Laboratoire d'accueil : Laboratoire de métrologie et de dosimétrie des neutrons (LMDN)
Date de début de la thèse : 18/10/2010
Nom du doctorant : Julien Taforeau
Contexte
Le LMDN possède trois dispositifs permettant de produire des champs neutroniques mono-énergétiques: les deux premiers créent ainsi des champs relativement intenses de 3,3 (T400) et 14,8 MeV (J25) qui, alliés au dispositif CANEL, permettent la création de champs dits "réalistes" (représentatifs des champs neutroniques de l'industrie nucléaire); le troisième dispositif, AMANDE, produit des champs neutroniques mono-énergétiques de quelques keV à 20 MeV avec une grande précision en énergie. Ces installations contribuent à l'étude des réponses des dosimètres et plus largement des systèmes de détection neutrons en fonction de l'énergie. Pour caractériser les champs neutroniques mono-énergétiques, l'une des méthodes consiste à utiliser un "télescope à protons de recul" : la connaissance de l'énergie du proton de recul et de son angle d'émission permet en effet de définir de manière directe l'énergie du neutron incident:
Ep =En cos2 θ
Résumé des travaux réalisés (2006-2009)
Le projet a été initiée dès octobre 2006 en association avec le groupe RaMsEs de l'IPHC (Institut Pluridisciplinaire Hubert Curlen-Strasbourg). Un modèle de dispositif a été simulé à l'aide du code MCNPX et a conduit à la réalisation d'un premier prototype en 2009. Compte tenu de la géométrie du système, le seuil de détection en énergie est supérieur à 5 MeV. Les neutrons par collisions élastiques dans un convertisseur fortement hydrogéné (polyéthylène) créent des protons de recul. les plans de CMOS (trois) permettent de déterminer le point de passage du proton. Ils sont constitués de capteur CMOS de type MimoStar3L-20 de 2 cm2 de surface, composés de 640*320 pixels et amincis à 5O μm. l'espace entre pixel est de 30 μm. les trois étages CMOS permettent ainsi de définir la trajectoire du proton de recul. Enfin le proton s'arrête dans une diode silicium dopée au lithium (Si(Li)) de 3 mm d'épaisseur, où son énergie restante est mesurée. l'épaisseur de la diode permet de stopper des protons de recul induits par des neutrons de 20 MeV. Afin de maximiser l'angle solide, la distance entre deux plans de capteurs doit être minimale. Compte tenu des contraintes mécaniques (taille des composants, épaisseur des connecteurs), il a été possible de réaliser, pour ce prototype, une distance de seulement 0,6 cm. Le système a été testé avec succès auprès d'AMANDE en juin 2009. Le début de l'analyse montre la possibilité de reconstruire les traces des protons de recul et de définir l'angle d'émission. A partir de ces données et de la mesure de l'énergie déposée dans la diode, il est possible de remonter à l'énergie des neutrons incidents. les premiers résultats sont très prometteurs.
Poursuite du projet
Pour aboutir à un système étalon utilisable en routine au LMDN, plusieurs étapes devront être réalisées.

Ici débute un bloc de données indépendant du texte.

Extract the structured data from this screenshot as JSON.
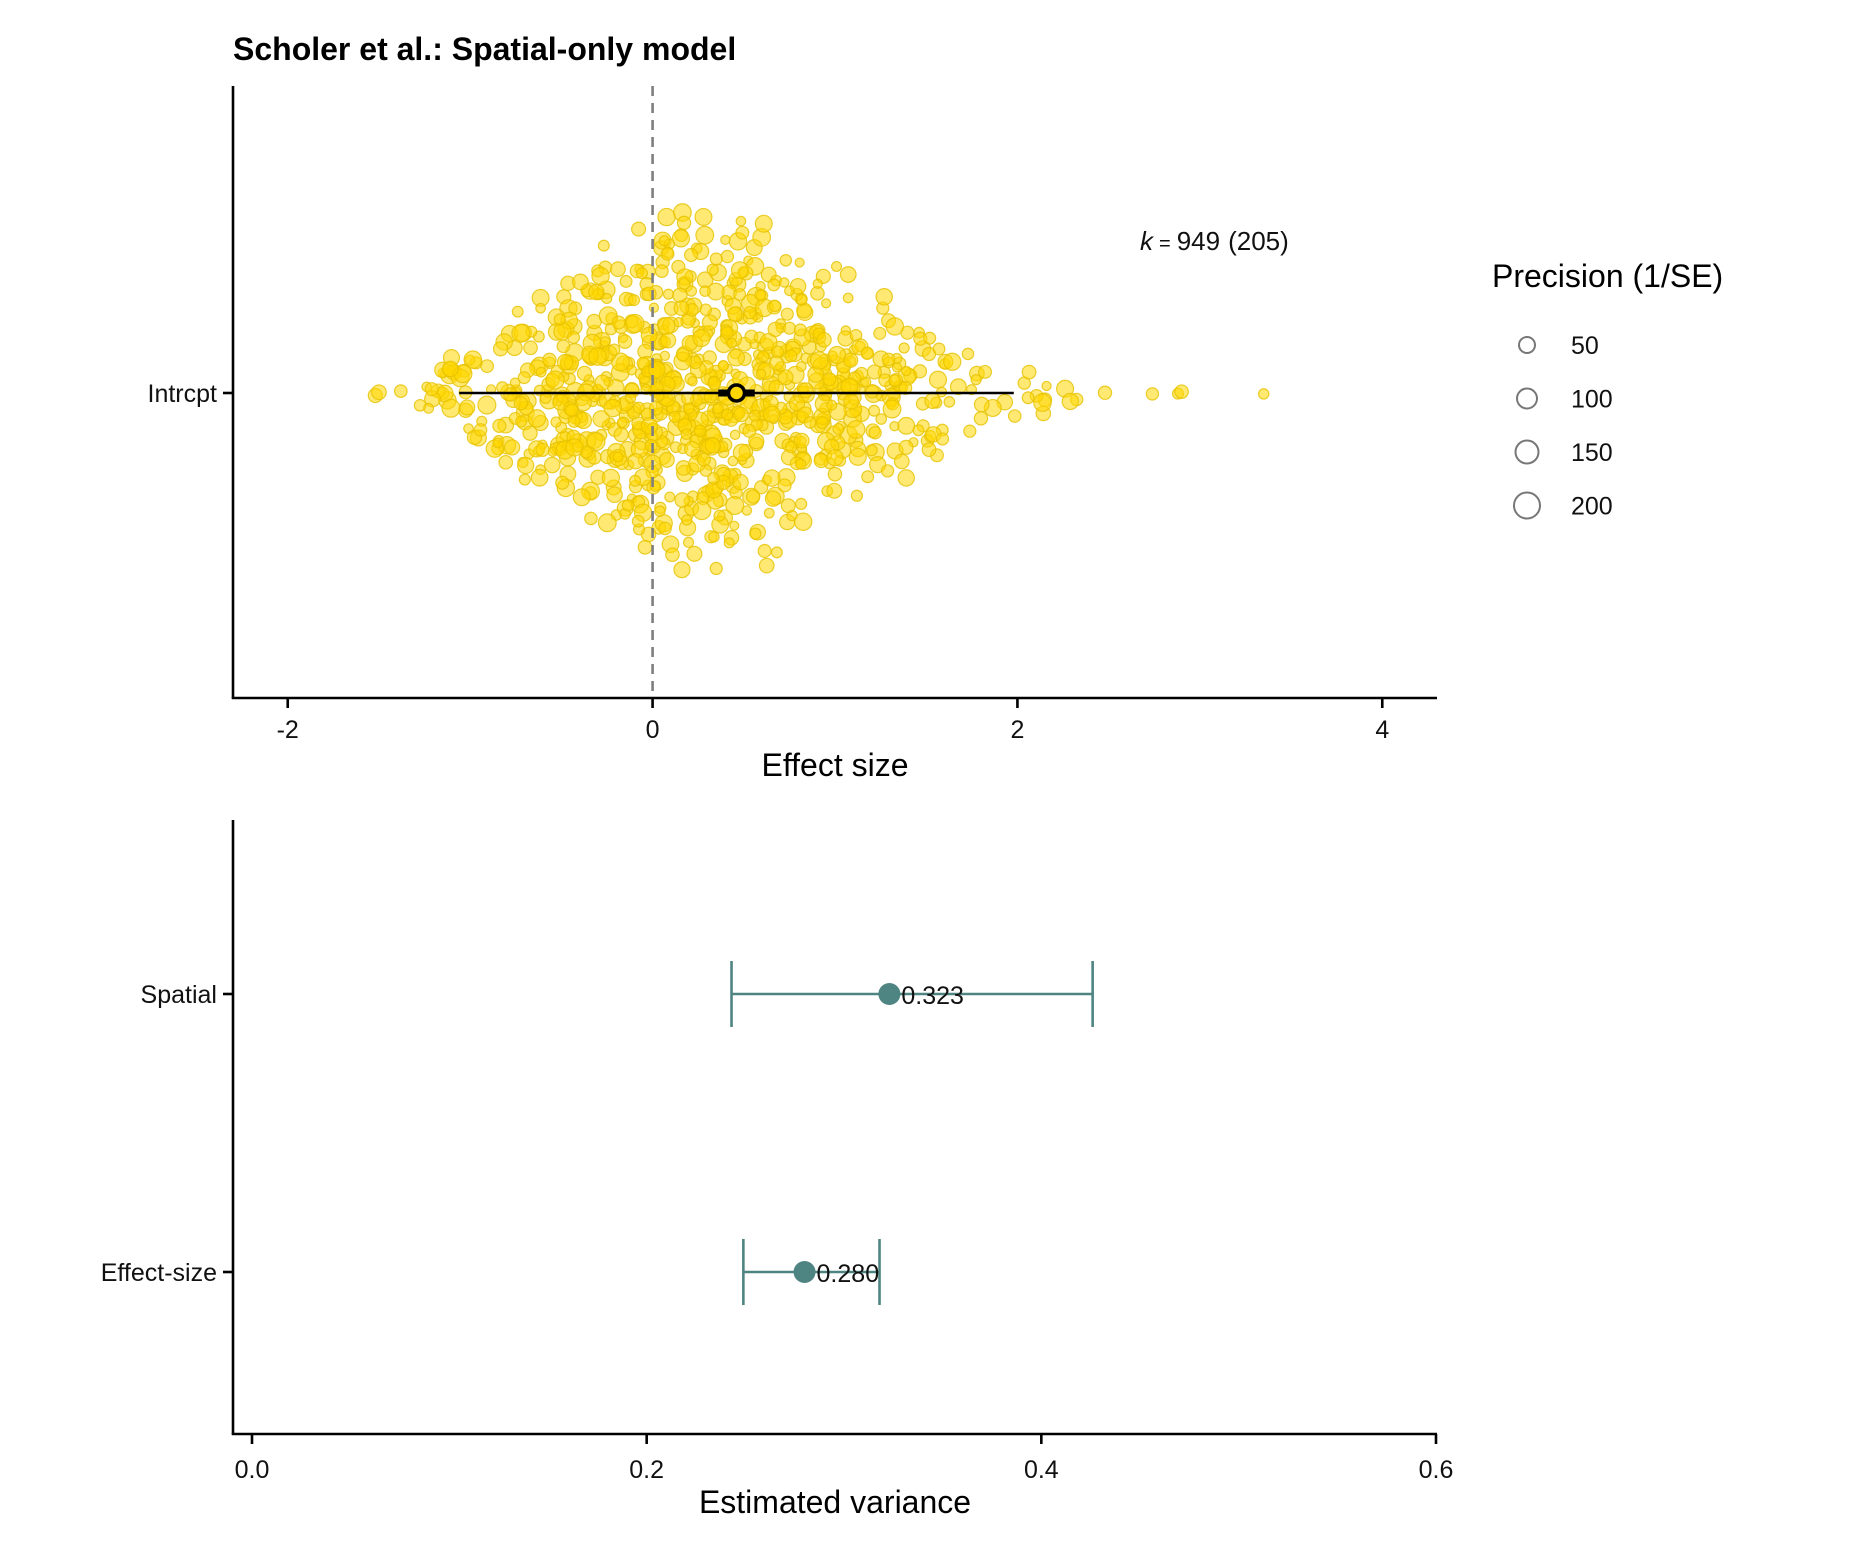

En tout premier lieu, les tests du premier prototype devront se poursuivre sous dffférentes conditions expérimentales afin d'évaluer les fragilités du système et les possibilités d'amélioration. Les mesures de l'angle d'émission et de l'énergie des protons de recul seront les premiers objectifs à atteindre afin de remonter à l'énergie des neutrons incidents. Dans cette étape, une importance toute particulière sera portée sur les performances du système (résolution en énergie, fluence, incertitudes associées). Une étude qualitative et quantitative des événements fortuits (pollution) devra egalement être faite. Enfin, en partenariat avec L'équipe de l'lPHC, une réflexion sur les choix de la technologie CMOS la plus adaptée au dispositif et sur Les modifications à apporter conduira la collaboration à élaborer un second prototype pour lequel la prise en compte des paramètres "pérennité" et "maintenance du système" seront garants d'une utilisation en routine auprès des installations du LMDN. Ce projet fait l'objet d'un contrat de collaboration avec l'IPHC/Ramses d'une durée de 5 ans et a été soumis au LNE en septembre 2009. le conseil scientifique des rayonnements ionisants du LNE a sélectionné le projet (novembre 2009) et le comité de la métrologie l'a validé en décembre 2009. Un contrat programme annuel débutant au 1er trimestre 2010 entre le LNE et le LMDN est en cours de rédaction. Via ce contrat, une partie de l'équipement sera financé ainsi qu'une partie de la main d'oeuvre. Le LNE s'engage a cofinancer la thèse à hauteur de 50%.